In April of 2014, a major breakthrough was established in human
stem cell research. In that month two
laboratories independently reported the successful production of human
embryonic stem (ES) cells derived from skin cells cultured in the laboratory (
in-vitro). This a significant
achievement in that an application of this technique could be exceedingly
useful in the production of replacement tissues in-vitro for the treatment of
such diseases as juvenile (type 1)diabetes
and Parkinson’s disease – both of which arise from the precipitous loss of the
cells required to manufacture insulin and dopamine, respectively. The added benefit of such an approach is that
since the cells can be derived from the patient being treated, graft rejection
is no longer an issue.
The cloning technique that was employed is referred to as
somatic cell nuclear transfer (SCNT); an analogous method was used to clone the
now famous sheep, Dolly. It was
subsequently applied to cloning cattle, mice dogs and other animals. There is no desire among members of the
scientific community to apply this approach to cloning humans but rather to
produce early-stage human embryos from which ES cells could be derived. Heretofore, human cells have been
problematic in regards to cloning.
Dr. Dong Ryul Lee and his colleagues at CHA University in
Seoul, Korea successfully created human ES cells from the skin cells of two
individuals – men ranging in ages from 35 to 75 years old. Later in April of the same year, Dr. Dieter Egli
and his collaborators from the New York Stem Cell Foundation (NYSCF) Research
Institute used the skin cells of a young woman patient suffering from type 1
diabetes to also produce ES cells and then induced these cells to become
insulin-producing cells. Following this
momentous result, the investigative team then introduced these
insulin-producing cells into
experimental mice where it was shown that the hormone insulin was made in-vivo. This latter finding has yet to be published.

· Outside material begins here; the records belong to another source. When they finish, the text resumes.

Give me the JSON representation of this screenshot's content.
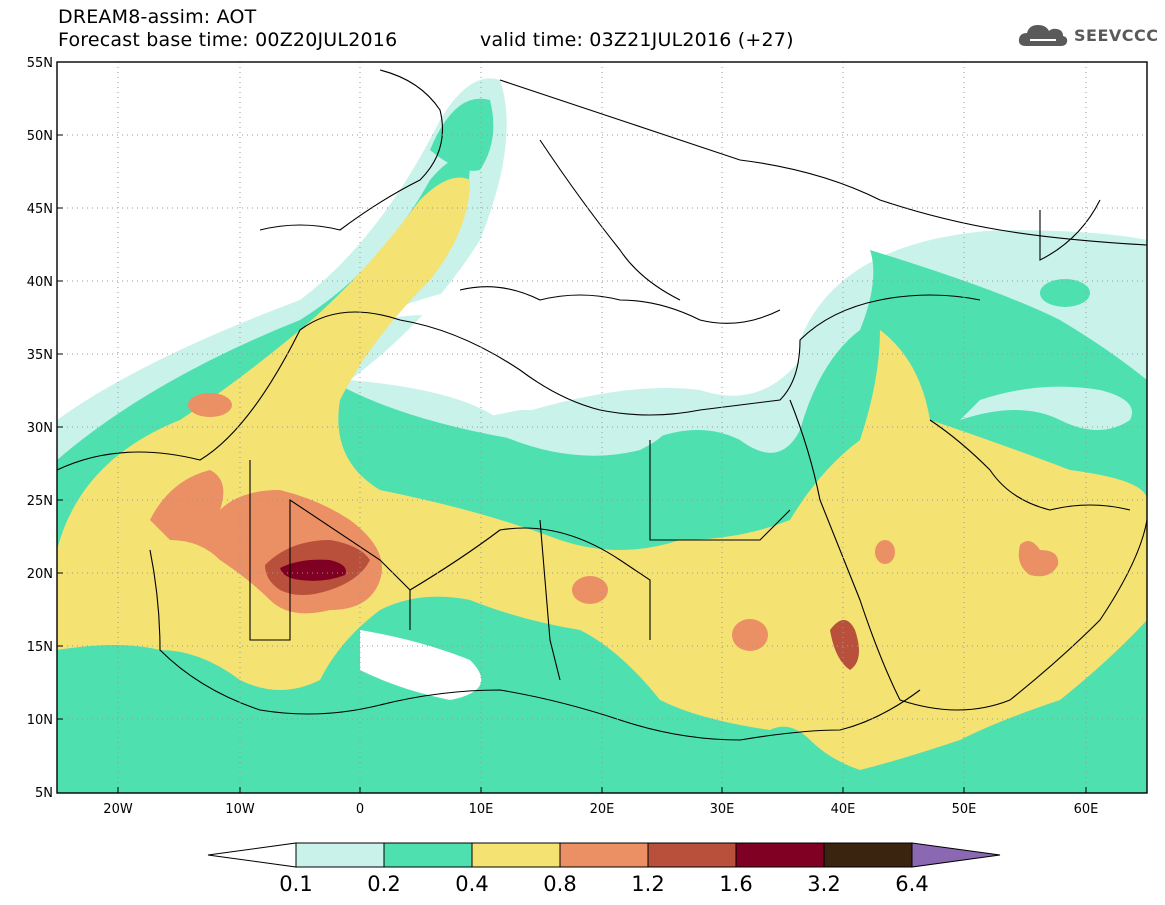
{
  "header": {
    "title": "DREAM8-assim: AOT",
    "base_time": "Forecast base time: 00Z20JUL2016",
    "valid_time": "valid time: 03Z21JUL2016 (+27)"
  },
  "logo": {
    "text": "SEEVCCC",
    "icon": "cloud-icon",
    "color": "#5a5a5a"
  },
  "map": {
    "lat_labels": [
      "55N",
      "50N",
      "45N",
      "40N",
      "35N",
      "30N",
      "25N",
      "20N",
      "15N",
      "10N",
      "5N"
    ],
    "lon_labels": [
      "20W",
      "10W",
      "0",
      "10E",
      "20E",
      "30E",
      "40E",
      "50E",
      "60E"
    ]
  },
  "colorbar": {
    "levels": [
      "0.1",
      "0.2",
      "0.4",
      "0.8",
      "1.2",
      "1.6",
      "3.2",
      "6.4"
    ],
    "colors": [
      "#ffffff",
      "#c9f2ea",
      "#4fe0b0",
      "#f4e273",
      "#eb8f65",
      "#b9503c",
      "#800024",
      "#3a2410",
      "#8a68b2"
    ]
  }
}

The overall technique that was employed in Egli’s laboratory
is briefly described below –
·
DNA is removed from an unfertilized human egg
cell (oocyte)
·
The DNA from skin cells grown in-vitro from a
patient with type 1 diabetes is transferred to the oocyte that had its own DNA
removed
·
If the transfer is successful, the oocyte begins
to divide
·
At a very early point in cell division – the
Blastocyst stage – ES cells are harvested
·
Finally, these cells are coaxed into
differentiating into insulin-producing pancreatic cells.
These results are very exciting; however, the possible application
to human disease faces considerable obstacles that need to be addressed. Nonetheless, it is a significant step in the
goal to successfully treat implacable diseases such as type 1 diabetes and
Parkinson’s through tissue –replacement therapies.